MidWestOne Financial Group, Inc. (NASDAQ:MOFG) Q3 2023 Earnings Call Transcript

Gary Sims: Right, Brian. It was not the asset that we just discussed, the senior living asset. That credit was already a substandard and then went to substandard non-accrual. The increase in special mention for the quarter really was driven by a couple of assets in our Twin Cities markets. They were CRE assets, specifically office and multifamily, and we recognized potential weakness in those credits. So it really was associated with those two.

Brian Martin: Okay. So of the office exposure, then how much of the office exposure is currently classified or special mentioned today? I mean, what’s the — is that pick that sounds like it’s moved up a little bit, not a lot?

Gary Sims: You’re right, Brian. It has moved up a little bit. Right now we have $151 million in office exposure. That represents 3.7% of our loans. Of that exposure, 33% is criticized and 13% is classified.

Brian Martin: Okay, 33%, 13%, Okay. All right. Fair enough. And then how about just flipping over to maybe just one for Chip. I think, Chip, you talked about the substantial pickup or however you qualified it on the fee income front, just from the couple items, I mean, the specialty business obviously and the treasury management services, can you give us some way to think about that? I mean, as far as the magnitude given this is — all the — there are a lot of new initiatives kind of coming on board here and the best way to think about how to — how much of a contribution we could see from that in the coming periods.

Charles Reeves: So as we look through the various especially lines here, Brian, one, you saw in this quarter, we had some uptick, perhaps you could call it significant increase in our swap income customer hedging program.
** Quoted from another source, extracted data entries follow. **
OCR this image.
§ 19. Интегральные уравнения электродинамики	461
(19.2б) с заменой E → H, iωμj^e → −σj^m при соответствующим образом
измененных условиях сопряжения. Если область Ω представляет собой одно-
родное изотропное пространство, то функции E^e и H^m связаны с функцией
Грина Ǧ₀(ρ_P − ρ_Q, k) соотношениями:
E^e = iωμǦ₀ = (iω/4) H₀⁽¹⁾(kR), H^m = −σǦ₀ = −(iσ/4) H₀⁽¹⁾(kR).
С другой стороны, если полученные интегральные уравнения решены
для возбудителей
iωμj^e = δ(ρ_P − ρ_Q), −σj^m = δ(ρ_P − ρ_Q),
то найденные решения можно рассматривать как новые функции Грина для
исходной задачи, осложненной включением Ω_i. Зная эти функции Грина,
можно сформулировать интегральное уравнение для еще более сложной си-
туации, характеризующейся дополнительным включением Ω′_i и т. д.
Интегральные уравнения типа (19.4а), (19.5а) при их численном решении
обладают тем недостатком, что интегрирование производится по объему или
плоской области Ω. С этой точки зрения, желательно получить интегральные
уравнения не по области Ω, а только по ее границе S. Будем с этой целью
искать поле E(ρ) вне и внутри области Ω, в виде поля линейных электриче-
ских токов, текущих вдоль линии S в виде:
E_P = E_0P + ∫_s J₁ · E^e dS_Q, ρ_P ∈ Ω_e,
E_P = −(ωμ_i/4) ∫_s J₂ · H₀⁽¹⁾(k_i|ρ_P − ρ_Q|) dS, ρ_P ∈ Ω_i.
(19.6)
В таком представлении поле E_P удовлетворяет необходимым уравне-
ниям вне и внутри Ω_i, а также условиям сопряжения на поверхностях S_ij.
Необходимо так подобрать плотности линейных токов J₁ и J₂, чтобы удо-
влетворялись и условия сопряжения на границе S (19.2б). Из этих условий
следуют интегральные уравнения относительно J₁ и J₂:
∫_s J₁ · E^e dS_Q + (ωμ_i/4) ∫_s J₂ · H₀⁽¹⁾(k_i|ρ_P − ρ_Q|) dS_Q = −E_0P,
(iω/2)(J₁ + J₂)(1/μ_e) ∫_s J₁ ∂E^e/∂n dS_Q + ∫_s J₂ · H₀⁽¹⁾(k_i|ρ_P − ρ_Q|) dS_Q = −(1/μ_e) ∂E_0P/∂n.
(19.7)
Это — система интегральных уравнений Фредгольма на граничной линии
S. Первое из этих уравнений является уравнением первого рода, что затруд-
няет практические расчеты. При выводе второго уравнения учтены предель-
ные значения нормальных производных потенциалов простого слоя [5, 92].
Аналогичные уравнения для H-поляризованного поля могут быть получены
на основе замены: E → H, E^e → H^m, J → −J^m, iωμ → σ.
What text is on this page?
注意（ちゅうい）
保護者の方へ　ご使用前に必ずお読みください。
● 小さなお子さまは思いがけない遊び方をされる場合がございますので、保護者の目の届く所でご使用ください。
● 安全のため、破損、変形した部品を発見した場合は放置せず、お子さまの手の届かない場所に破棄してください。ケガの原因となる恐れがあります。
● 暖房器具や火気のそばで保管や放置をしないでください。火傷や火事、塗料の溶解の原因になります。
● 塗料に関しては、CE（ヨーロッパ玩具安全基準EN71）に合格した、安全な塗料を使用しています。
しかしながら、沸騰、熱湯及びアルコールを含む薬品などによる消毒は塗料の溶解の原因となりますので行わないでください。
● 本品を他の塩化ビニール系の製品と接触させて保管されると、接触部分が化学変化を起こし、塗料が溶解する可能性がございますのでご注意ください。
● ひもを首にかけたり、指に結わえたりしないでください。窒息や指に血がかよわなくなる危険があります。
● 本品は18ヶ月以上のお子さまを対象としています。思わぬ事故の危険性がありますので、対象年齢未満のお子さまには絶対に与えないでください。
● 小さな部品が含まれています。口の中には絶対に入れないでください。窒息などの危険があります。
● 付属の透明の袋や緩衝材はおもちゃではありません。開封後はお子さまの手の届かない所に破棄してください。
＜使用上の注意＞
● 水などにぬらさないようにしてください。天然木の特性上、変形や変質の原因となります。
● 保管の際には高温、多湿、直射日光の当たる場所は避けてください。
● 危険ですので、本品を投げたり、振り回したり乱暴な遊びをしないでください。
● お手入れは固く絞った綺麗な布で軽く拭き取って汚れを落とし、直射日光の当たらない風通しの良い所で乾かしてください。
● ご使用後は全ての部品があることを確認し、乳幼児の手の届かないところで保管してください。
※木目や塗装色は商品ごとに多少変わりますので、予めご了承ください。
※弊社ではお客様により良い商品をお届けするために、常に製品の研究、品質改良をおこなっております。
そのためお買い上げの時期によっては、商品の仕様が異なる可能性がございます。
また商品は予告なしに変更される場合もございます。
We believe that will continue at a good pace, perhaps around the same levels. We did not sell any SBA or government guaranteed loans into the marketplace in Q3. And we believe is for Q4 and into 2024, we will have increased activity there. And I believe between the swap as well as the gain on sale from SBA activity, those will probably end up being $500,000 to $750,000 or so a quarter in 2024. And then our treasury management initiatives, that will be a slower build, but by the fourth quarter of next year, we expect that to have some more meaningful impact for us.

Brian Martin: Okay. So not much. So really mostly driven by the specialty rather than the Treasury management in the near term. And then as far as the kind of the efficiency, so I mean, just as you make these investments and get that out of it. I mean, how should we think about the efficiency ratio as you proceed over the next four or five quarters. From where it’s at today can you give any thought on that to just kind of manage that, where you think that’s directionally trending to?

Charles Reeves: All of the various big specifics of the efficiency ratio, but let me just give some additional highlights of what we’re been reviewing in the expense side here, Brian. For instance, what you saw in the third quarter was really the actions that we took in primarily Q2. We announced, obviously, a voluntary retirement program, but the individuals that accepted that program really did not leave the institution until early to mid-September. So we still have some run rates, if you want to call it, reduction from that. We’ve also announced internally, as well as with the FDIC, that we have a branch closure that will occur in the fourth quarter. And so there’s a few other pieces that we have. Then, as Barry mentioned and as did I, we’ll continue to reinvest into our franchise.

What that means for the overall efficiency ratio and the guidance that Barry gave on the expense side as we go to probably $32.5 million and Q4, that probably rises to a $33.5 million, perhaps $34 million as we migrate throughout the quarters of 2024. But Barry, from an efficiency ratio?